The most popular sites behind Facebook and Myspace are sites that allow you to “grade” your professors or warn of really terrible ones. While warning students about professors who do not speak English properly, do not know the material very well or just plain do not care can certainly be helpful in situations, these sites should be banned for a number of reasons:
Unfair advantage: The use of a professor rating site creates an unfair advantage for those who can register early and take the easiest teachers while those who register last (usually freshman) usually are stuck with the hardest and typically worse teachers. By using a professor rating site, students can create a schedule based on teachers who grade significantly easier than other professors. While the students get better grades, this can have a negative impact on the quality of education the student receives. One can simply “coast” through college with an information advantage over others instead of academic superiority. Every college has it’s varying degree of professors and to even out the variance in teaching methods nobody should know anything about their professors.

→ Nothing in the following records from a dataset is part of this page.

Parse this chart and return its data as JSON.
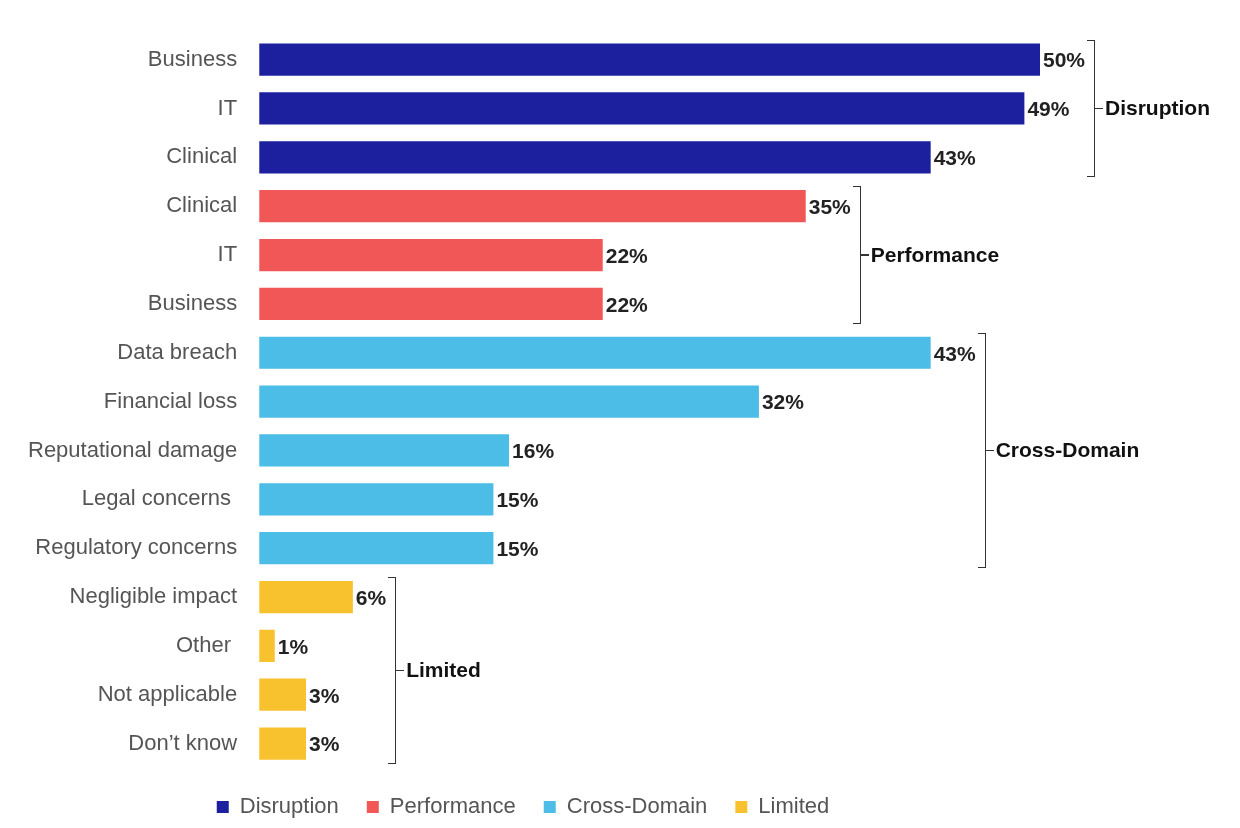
{
  "chart_data": {
    "type": "bar",
    "orientation": "horizontal",
    "categories": [
      "Business",
      "IT",
      "Clinical",
      "Clinical",
      "IT",
      "Business",
      "Data breach",
      "Financial loss",
      "Reputational damage",
      "Legal concerns ",
      "Regulatory concerns",
      "Negligible impact",
      "Other ",
      "Not applicable",
      "Don’t know"
    ],
    "series": [
      {
        "name": "Disruption",
        "color": "#1c1f9e",
        "values": [
          50,
          49,
          43,
          null,
          null,
          null,
          null,
          null,
          null,
          null,
          null,
          null,
          null,
          null,
          null
        ],
        "value_labels": [
          "50%",
          "49%",
          "43%",
          null,
          null,
          null,
          null,
          null,
          null,
          null,
          null,
          null,
          null,
          null,
          null
        ]
      },
      {
        "name": "Performance",
        "color": "#f25757",
        "values": [
          null,
          null,
          null,
          35,
          22,
          22,
          null,
          null,
          null,
          null,
          null,
          null,
          null,
          null,
          null
        ],
        "value_labels": [
          null,
          null,
          null,
          "35%",
          "22%",
          "22%",
          null,
          null,
          null,
          null,
          null,
          null,
          null,
          null,
          null
        ]
      },
      {
        "name": "Cross-Domain",
        "color": "#4bbde6",
        "values": [
          null,
          null,
          null,
          null,
          null,
          null,
          43,
          32,
          16,
          15,
          15,
          null,
          null,
          null,
          null
        ],
        "value_labels": [
          null,
          null,
          null,
          null,
          null,
          null,
          "43%",
          "32%",
          "16%",
          "15%",
          "15%",
          null,
          null,
          null,
          null
        ]
      },
      {
        "name": "Limited",
        "color": "#f8c22e",
        "values": [
          null,
          null,
          null,
          null,
          null,
          null,
          null,
          null,
          null,
          null,
          null,
          6,
          1,
          3,
          3
        ],
        "value_labels": [
          null,
          null,
          null,
          null,
          null,
          null,
          null,
          null,
          null,
          null,
          null,
          "6%",
          "1%",
          "3%",
          "3%"
        ]
      }
    ],
    "annotations": [
      "Disruption",
      "Performance",
      "Cross-Domain",
      "Limited"
    ],
    "legend": "bottom",
    "grid": false
  }
}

Sites like Ratemyprofessor claim that allowing anonymous internet users to grade their professors on a scale of 1-5 gives them valuable feedback, but rarely does one read a legitimate review on the professor’s teaching ability rather than their willingness to give out A’s or how attractive they are.
Most “reviews” fall into the category of “this teacher will give an A to anyone who breathes and never gives homework” or “this teacher actually wants students to learn, avoid like the plague!” As any basic statistics class will tell you, the site succumbs to response bias. Only students who perform well and receive an “A” take the time to go on a professor rating site and voice their opinion, and vengeful students who do poorly also feel motivated enough to write a scathing review of their professor.
Ratemyprofessor breaks down to a system of hate or love which severely damages the academic integrity of the American higher education system and colleges should justifiably ban such sites.
What can colleges and universities do to stem the rapid rise in use of professor rating sites? Every institution of higher learning needs to make available the teacher evaluations that are pretty much standard across the United States universities. Universities force students to turn to sites such as RateMyProfessor specifically because of a lack of choices. Giving incoming and current students access to such a database would give students a more well rounded and fair view of a teacher’s ability to perform his or her job beyond churning out A’s.